Examples of captured data:

•page load performance
•browser and device type
•network conditions
•geographic location

Best practice

Use lab testing for optimization and RUM for real-world validation.

Core Web Vitals in Observability

Core Web Vitals measure important aspects of user experience.

Key metrics:

•LCP (Largest Contentful Paint) – loading performance
•INP (Interaction to Next Paint) – responsiveness
•CLS (Cumulative Layout Shift) – visual stability

Monitoring these metrics in RUM helps teams detect real-world performance regressions.

Error Tracking

Frontend applications should capture runtime errors with contextual metadata.

Useful fields include:

•error message
•stack trace
•route or screen
•browser and device info
•release version

Why context matters

Without contextual information, errors are difficult to prioritize or reproduce.

Example context payload:

{
  "error": "TypeError",
  "route": "/checkout",
  "release": "v1.3.5",
  "browser": "Chrome"
}

Custom Performance Marks

Many important metrics are product-specific.
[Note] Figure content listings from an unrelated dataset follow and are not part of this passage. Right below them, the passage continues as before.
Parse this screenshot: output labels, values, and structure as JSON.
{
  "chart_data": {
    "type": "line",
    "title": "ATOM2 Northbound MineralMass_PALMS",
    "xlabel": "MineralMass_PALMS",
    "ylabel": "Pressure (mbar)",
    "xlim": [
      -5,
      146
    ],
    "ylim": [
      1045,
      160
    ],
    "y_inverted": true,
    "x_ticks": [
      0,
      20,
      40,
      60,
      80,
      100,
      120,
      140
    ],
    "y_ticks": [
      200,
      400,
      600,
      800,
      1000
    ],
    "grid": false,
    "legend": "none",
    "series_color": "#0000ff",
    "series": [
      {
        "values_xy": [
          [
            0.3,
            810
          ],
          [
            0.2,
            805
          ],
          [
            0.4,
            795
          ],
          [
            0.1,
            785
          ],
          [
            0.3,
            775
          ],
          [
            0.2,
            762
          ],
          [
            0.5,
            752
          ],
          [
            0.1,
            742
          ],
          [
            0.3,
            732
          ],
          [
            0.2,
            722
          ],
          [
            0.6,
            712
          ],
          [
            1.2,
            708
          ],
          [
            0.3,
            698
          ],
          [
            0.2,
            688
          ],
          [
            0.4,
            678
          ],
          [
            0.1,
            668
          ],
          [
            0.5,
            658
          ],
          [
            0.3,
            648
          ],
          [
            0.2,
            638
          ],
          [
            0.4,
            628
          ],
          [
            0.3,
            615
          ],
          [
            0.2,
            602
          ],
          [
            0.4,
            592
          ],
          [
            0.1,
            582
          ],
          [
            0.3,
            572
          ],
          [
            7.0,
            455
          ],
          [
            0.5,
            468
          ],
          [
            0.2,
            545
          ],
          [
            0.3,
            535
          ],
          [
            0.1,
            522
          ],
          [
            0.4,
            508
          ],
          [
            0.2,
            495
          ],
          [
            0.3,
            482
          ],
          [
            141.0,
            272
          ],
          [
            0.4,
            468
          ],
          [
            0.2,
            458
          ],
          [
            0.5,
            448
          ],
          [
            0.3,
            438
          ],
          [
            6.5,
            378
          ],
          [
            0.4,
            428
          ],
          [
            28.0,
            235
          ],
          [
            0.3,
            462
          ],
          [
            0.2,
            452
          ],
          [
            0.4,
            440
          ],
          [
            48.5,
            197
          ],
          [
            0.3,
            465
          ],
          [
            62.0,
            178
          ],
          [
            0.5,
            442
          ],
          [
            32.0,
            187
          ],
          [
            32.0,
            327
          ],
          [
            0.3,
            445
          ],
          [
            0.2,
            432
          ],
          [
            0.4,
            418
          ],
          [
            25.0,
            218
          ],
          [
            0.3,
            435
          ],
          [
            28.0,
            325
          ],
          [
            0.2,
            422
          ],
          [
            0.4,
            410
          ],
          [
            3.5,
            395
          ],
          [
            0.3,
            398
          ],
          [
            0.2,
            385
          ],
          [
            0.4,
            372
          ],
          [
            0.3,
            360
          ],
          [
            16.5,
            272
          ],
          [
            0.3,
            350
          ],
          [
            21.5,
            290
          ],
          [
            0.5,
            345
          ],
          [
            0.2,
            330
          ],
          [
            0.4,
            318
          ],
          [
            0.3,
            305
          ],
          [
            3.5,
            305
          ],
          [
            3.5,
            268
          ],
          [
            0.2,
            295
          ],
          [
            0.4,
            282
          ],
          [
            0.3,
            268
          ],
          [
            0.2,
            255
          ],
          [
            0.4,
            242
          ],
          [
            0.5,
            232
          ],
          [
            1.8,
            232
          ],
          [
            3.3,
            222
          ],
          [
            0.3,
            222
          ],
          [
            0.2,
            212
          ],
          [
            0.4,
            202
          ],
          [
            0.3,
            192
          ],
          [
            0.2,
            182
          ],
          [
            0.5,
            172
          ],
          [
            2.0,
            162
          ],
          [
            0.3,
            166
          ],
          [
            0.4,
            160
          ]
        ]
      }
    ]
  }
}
The browser Performance API allows developers to measure custom events.

Example:

performance.mark('search-start');

// perform operation

performance.mark('search-end');

performance.measure('search-duration', 'search-start', 'search-end');

Example use cases:

•time from search submit to results rendered
•time from route change to page interactive
•time from checkout click to payment UI ready

These metrics capture real product performance rather than generic page load time.

PerformanceObserver

The PerformanceObserver API allows applications to observe browser performance events.

Example:

const observer = new PerformanceObserver((list) => {
  list.getEntries().forEach(entry => {
    console.log(entry);
  });
});

observer.observe({ type: 'largest-contentful-paint', buffered: true });

This enables collecting metrics like:

•LCP
•CLS
•long tasks

These values can be sent to monitoring systems for analysis.

Release Correlation

Observability becomes powerful when telemetry is linked to deployment versions.

This allows engineers to answer questions like:

•Did performance regress after the latest release?
•Which build introduced an error spike?
•Which feature rollout caused increased latency?

Tagging telemetry with release identifiers enables faster root cause analysis.

Actionable Dashboards

A good observability dashboard answers key questions:

•what regressed
•after which deploy
•which users are impacted
•which route or feature is affected

Example dashboard signals

•error rate by route
•Core Web Vitals by device
•latency distribution by region

Dashboards should guide diagnosis rather than simply displaying metrics.

Alerting Strategy

Observability systems should trigger alerts when key thresholds are exceeded.

Examples:

•error rate spike
•performance regression
•sudden traffic anomalies

Alerts help teams respond quickly before issues affect large numbers of users.

Interview Scenarios

Scenario 1

Users report slow page loads after a deployment.

Solution:

Check RUM dashboards and compare Core Web Vitals across releases.

Scenario 2

An error occurs only on certain devices.

Solution:

Filter error telemetry by browser or device type.

Scenario 3

Checkout conversion drops after a new feature launch.

Solution:

Inspect custom performance marks around checkout flow.

Scenario 4

How do you detect performance regressions early?

Answer:

Monitor Core Web Vitals and set alerts for significant changes.

Scenario 5

Why is observability important for frontend?

Answer:

Because real-world conditions differ from development environments, and production telemetry reveals actual user experience.

Key Takeaways

1Frontend observability combines metrics, logs, and traces to understand production behavior.
2Real User Monitoring provides insight into real user experience across devices and networks.
3Core Web Vitals measure key aspects of performance and responsiveness.
4Custom performance marks capture product-specific performance metrics.
5Release correlation helps identify regressions introduced by deployments.
6Actionable dashboards and alerts enable fast detection and diagnosis of issues.